“Kita sedang mengkaji perbedaan barang bukti fisik dan digital, serta syarat formil agar penegakan hukum berbasis ETLE memiliki legitimasi kuat,” ungkapnya.
Selain ETLE, program Korlantas Menyapa juga menjadi perhatian. Program ini dirancang dengan pendekatan humanis, mulai dari menyapa wajib pajak, menyambangi sekolah, pesantren, hingga berbagai komunitas. Semua dilakukan untuk membangun keterbukaan pelayanan dan kampanye keselamatan berlalu lintas.

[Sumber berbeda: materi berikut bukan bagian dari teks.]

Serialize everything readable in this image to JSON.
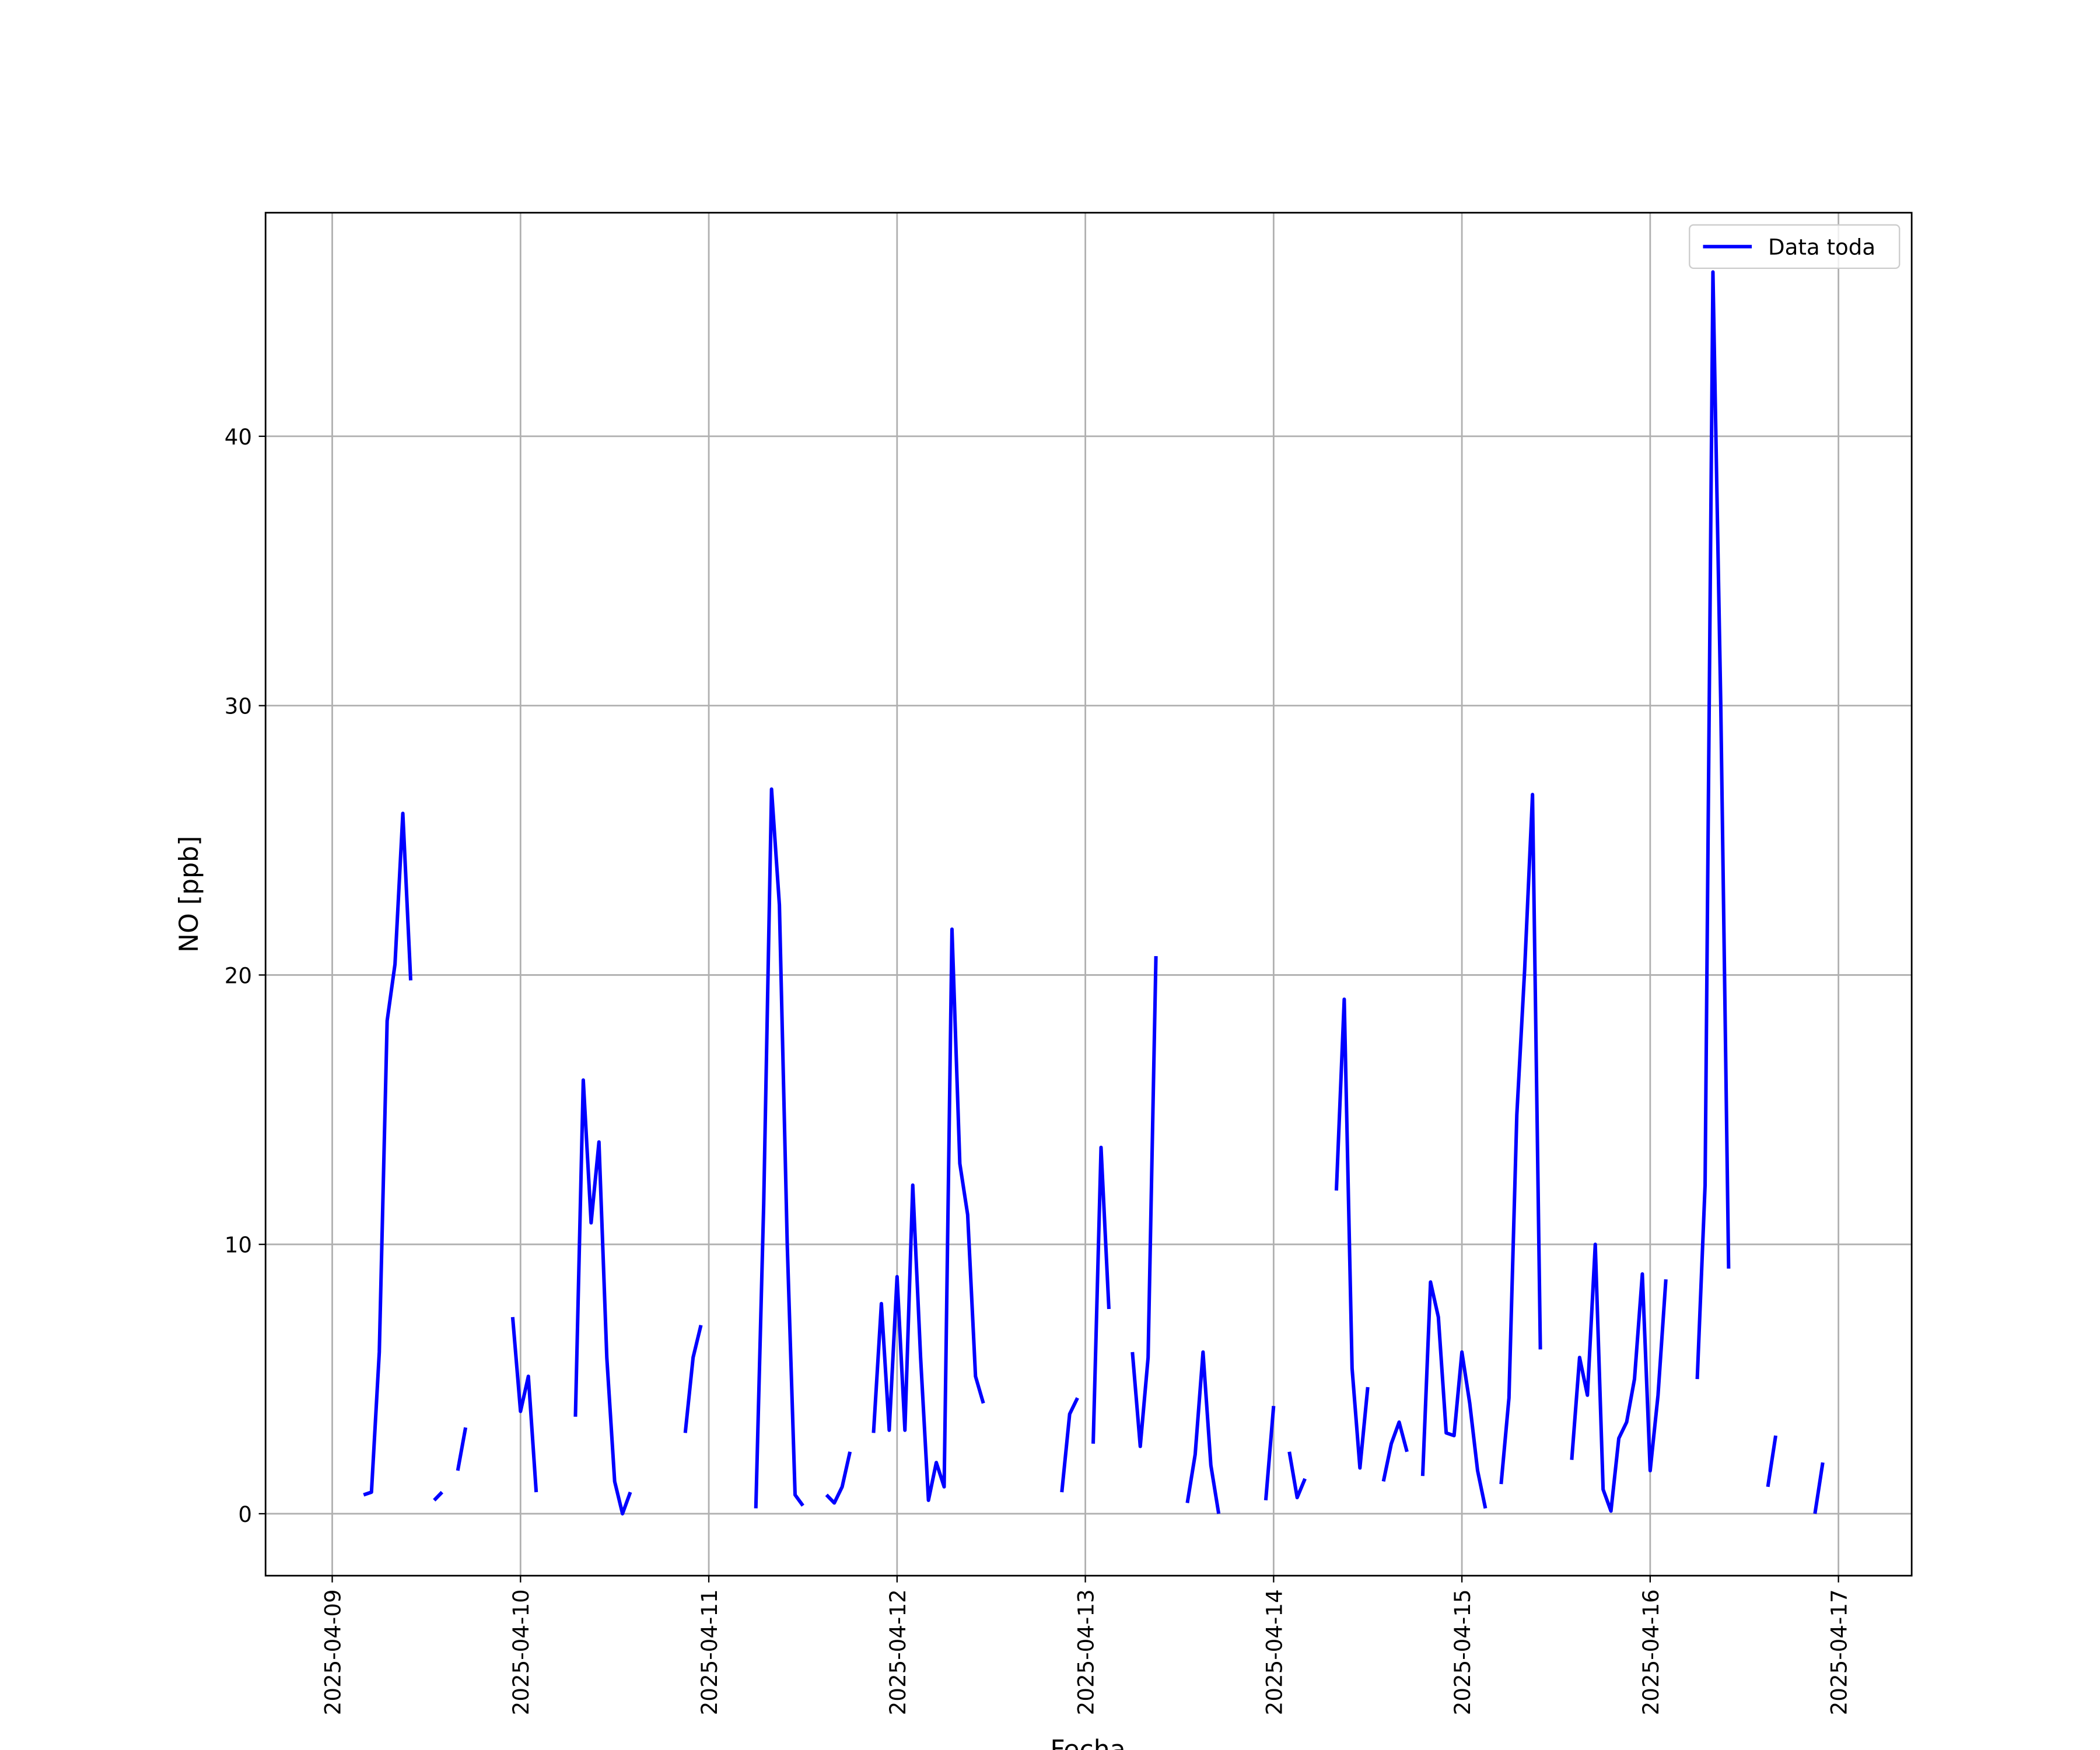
{
  "chart_data": {
    "type": "line",
    "xlabel": "Fecha",
    "ylabel": "NO [ppb]",
    "x": [
      "2025-04-09 04:00",
      "2025-04-09 05:00",
      "2025-04-09 06:00",
      "2025-04-09 07:00",
      "2025-04-09 08:00",
      "2025-04-09 09:00",
      "2025-04-09 10:00",
      "2025-04-09 11:00",
      "2025-04-09 13:00",
      "2025-04-09 14:00",
      "2025-04-09 15:00",
      "2025-04-09 16:00",
      "2025-04-09 17:00",
      "2025-04-09 18:00",
      "2025-04-09 23:00",
      "2025-04-10 00:00",
      "2025-04-10 01:00",
      "2025-04-10 02:00",
      "2025-04-10 03:00",
      "2025-04-10 07:00",
      "2025-04-10 08:00",
      "2025-04-10 09:00",
      "2025-04-10 10:00",
      "2025-04-10 11:00",
      "2025-04-10 12:00",
      "2025-04-10 13:00",
      "2025-04-10 14:00",
      "2025-04-10 15:00",
      "2025-04-10 21:00",
      "2025-04-10 22:00",
      "2025-04-10 23:00",
      "2025-04-11 00:00",
      "2025-04-11 06:00",
      "2025-04-11 07:00",
      "2025-04-11 08:00",
      "2025-04-11 09:00",
      "2025-04-11 10:00",
      "2025-04-11 11:00",
      "2025-04-11 12:00",
      "2025-04-11 13:00",
      "2025-04-11 15:00",
      "2025-04-11 16:00",
      "2025-04-11 17:00",
      "2025-04-11 18:00",
      "2025-04-11 19:00",
      "2025-04-11 21:00",
      "2025-04-11 22:00",
      "2025-04-11 23:00",
      "2025-04-12 00:00",
      "2025-04-12 01:00",
      "2025-04-12 02:00",
      "2025-04-12 03:00",
      "2025-04-12 04:00",
      "2025-04-12 05:00",
      "2025-04-12 06:00",
      "2025-04-12 07:00",
      "2025-04-12 08:00",
      "2025-04-12 09:00",
      "2025-04-12 10:00",
      "2025-04-12 11:00",
      "2025-04-12 12:00",
      "2025-04-12 21:00",
      "2025-04-12 22:00",
      "2025-04-12 23:00",
      "2025-04-13 00:00",
      "2025-04-13 01:00",
      "2025-04-13 02:00",
      "2025-04-13 03:00",
      "2025-04-13 04:00",
      "2025-04-13 06:00",
      "2025-04-13 07:00",
      "2025-04-13 08:00",
      "2025-04-13 09:00",
      "2025-04-13 10:00",
      "2025-04-13 13:00",
      "2025-04-13 14:00",
      "2025-04-13 15:00",
      "2025-04-13 16:00",
      "2025-04-13 17:00",
      "2025-04-13 18:00",
      "2025-04-13 23:00",
      "2025-04-14 00:00",
      "2025-04-14 01:00",
      "2025-04-14 02:00",
      "2025-04-14 03:00",
      "2025-04-14 04:00",
      "2025-04-14 05:00",
      "2025-04-14 08:00",
      "2025-04-14 09:00",
      "2025-04-14 10:00",
      "2025-04-14 11:00",
      "2025-04-14 12:00",
      "2025-04-14 13:00",
      "2025-04-14 14:00",
      "2025-04-14 15:00",
      "2025-04-14 16:00",
      "2025-04-14 17:00",
      "2025-04-14 18:00",
      "2025-04-14 19:00",
      "2025-04-14 20:00",
      "2025-04-14 21:00",
      "2025-04-14 22:00",
      "2025-04-14 23:00",
      "2025-04-15 00:00",
      "2025-04-15 01:00",
      "2025-04-15 02:00",
      "2025-04-15 03:00",
      "2025-04-15 04:00",
      "2025-04-15 05:00",
      "2025-04-15 06:00",
      "2025-04-15 07:00",
      "2025-04-15 08:00",
      "2025-04-15 09:00",
      "2025-04-15 10:00",
      "2025-04-15 11:00",
      "2025-04-15 14:00",
      "2025-04-15 15:00",
      "2025-04-15 16:00",
      "2025-04-15 17:00",
      "2025-04-15 18:00",
      "2025-04-15 19:00",
      "2025-04-15 20:00",
      "2025-04-15 21:00",
      "2025-04-15 22:00",
      "2025-04-15 23:00",
      "2025-04-16 00:00",
      "2025-04-16 01:00",
      "2025-04-16 02:00",
      "2025-04-16 03:00",
      "2025-04-16 06:00",
      "2025-04-16 07:00",
      "2025-04-16 08:00",
      "2025-04-16 09:00",
      "2025-04-16 10:00",
      "2025-04-16 11:00",
      "2025-04-16 15:00",
      "2025-04-16 16:00",
      "2025-04-16 17:00",
      "2025-04-16 21:00",
      "2025-04-16 22:00"
    ],
    "series": [
      {
        "name": "Data toda",
        "color": "#0000ff",
        "values": [
          0.7,
          0.8,
          6.0,
          18.3,
          20.4,
          26.0,
          19.8,
          null,
          0.5,
          0.8,
          null,
          1.6,
          3.2,
          null,
          7.3,
          3.8,
          5.1,
          0.8,
          null,
          3.6,
          16.1,
          10.8,
          13.8,
          5.8,
          1.2,
          0.0,
          0.8,
          null,
          3.0,
          5.8,
          7.0,
          null,
          0.2,
          11.5,
          26.9,
          22.6,
          10.0,
          0.7,
          0.3,
          null,
          0.7,
          0.4,
          1.0,
          2.3,
          null,
          3.0,
          7.8,
          3.1,
          8.8,
          3.1,
          12.2,
          5.8,
          0.5,
          1.9,
          1.0,
          21.7,
          13.0,
          11.1,
          5.1,
          4.1,
          null,
          0.8,
          3.7,
          4.3,
          null,
          2.6,
          13.6,
          7.6,
          null,
          6.0,
          2.5,
          5.8,
          20.7,
          null,
          0.4,
          2.2,
          6.0,
          1.8,
          0.0,
          null,
          0.5,
          4.0,
          null,
          2.3,
          0.6,
          1.3,
          null,
          12.0,
          19.1,
          5.4,
          1.7,
          4.7,
          null,
          1.2,
          2.6,
          3.4,
          2.3,
          null,
          1.4,
          8.6,
          7.3,
          3.0,
          2.9,
          6.0,
          4.1,
          1.6,
          0.2,
          null,
          1.1,
          4.3,
          14.8,
          20.2,
          26.7,
          6.1,
          null,
          2.0,
          5.8,
          4.4,
          10.0,
          0.9,
          0.1,
          2.8,
          3.4,
          5.0,
          8.9,
          1.6,
          4.4,
          8.7,
          null,
          5.0,
          12.2,
          46.1,
          30.0,
          9.1,
          null,
          1.0,
          2.9,
          null,
          0.0,
          1.9
        ]
      }
    ],
    "xlim": [
      "2025-04-08 15:30",
      "2025-04-17 09:20"
    ],
    "xticks": [
      "2025-04-09",
      "2025-04-10",
      "2025-04-11",
      "2025-04-12",
      "2025-04-13",
      "2025-04-14",
      "2025-04-15",
      "2025-04-16",
      "2025-04-17"
    ],
    "ylim": [
      -2.3,
      48.3
    ],
    "yticks": [
      0,
      10,
      20,
      30,
      40
    ],
    "grid": true,
    "legend": "upper right"
  }
}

Agus menekankan, aspek keselamatan lalu lintas tetap menjadi prioritas utama. Meski angka kecelakaan di Indonesia masih tergolong tinggi, ia mengungkapkan bahwa tren penurunan sudah terlihat signifikan.
Pada operasi terakhir, misalnya, fatalitas kecelakaan tercatat turun hingga 51 persen hanya dalam 17 hari. Sementara itu, jumlah kecelakaan secara keseluruhan berkurang sekitar 30 persen.
“Ini pencapaian yang baik, tetapi belum cukup. Negara harus berani bersikap, termasuk menertibkan kendaraan over dimensi dan overload, agar dampak penurunan kecelakaan semakin signifikan,” tandasnya.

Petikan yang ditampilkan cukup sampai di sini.